Quantum fields and gravity: Expanding space-times

We discuss a proposal for a somewhat new formulation of quantum field theory (set in a four-dimensional manifold, the space-time) that includes an analysis of its implications for the evolution of Einstein-Friedmann cosmological models. The proposed theory displays two peculiar features: (i) a local Hilbert-Fock space is associated with each spacetime point: we are dealing with a vector bundle whose fibers are Hilbert spaces; the operator-valued sections of the bundle are the quantum fields; (ii) the vacuum energy density is finite, being regularized in a space-time curvature dependent way, independently at each point. In fact everything is finite: self-masses, self-charges, quantum fluctuations: they depend on the space-time curvature and diverge only for a flat metric.

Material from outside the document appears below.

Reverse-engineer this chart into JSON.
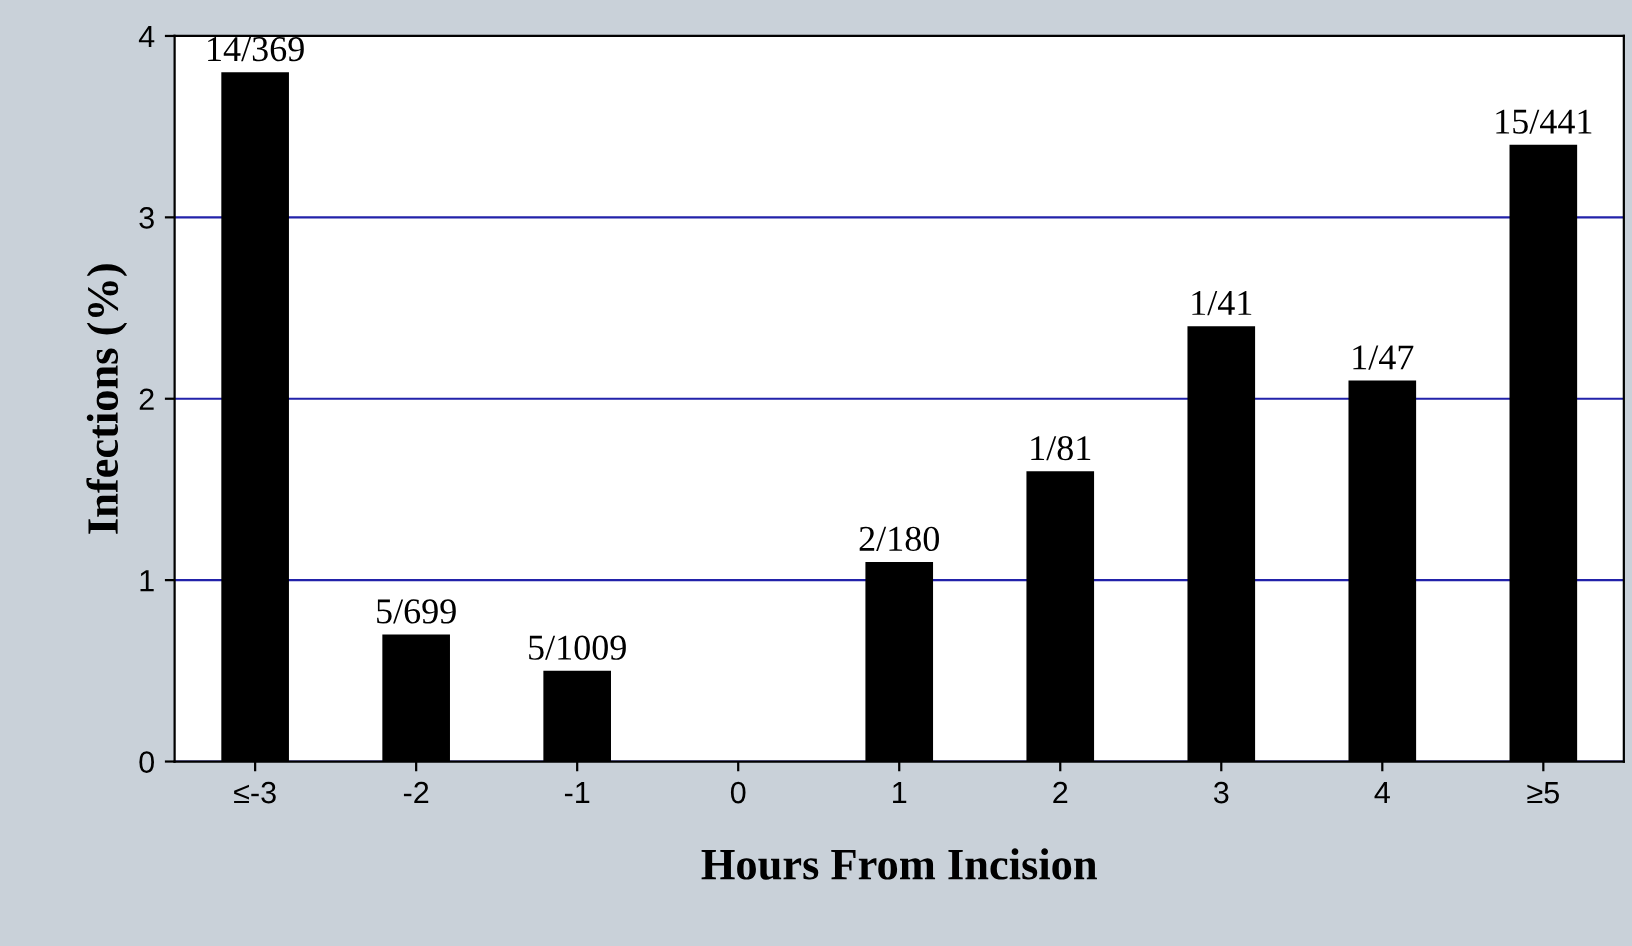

In an Einstein-Friedmann model the vacuum (zero-point) energy density is consequently time-dependent and in general not negligible. Then it is shown that, for some choices of the parameters of the theory, the big-bang singularity is resolved and replaced by a bounce driven by the vacuum energy density, which becomes (very) large and negative near the bounce (negative by the contribution of the Fermi fields). But for large times (now, say) the Bose fields' positive vacuum energy eventually overcomes the negative one and we are finally left with the present vacuum energy: positive and reasonably small.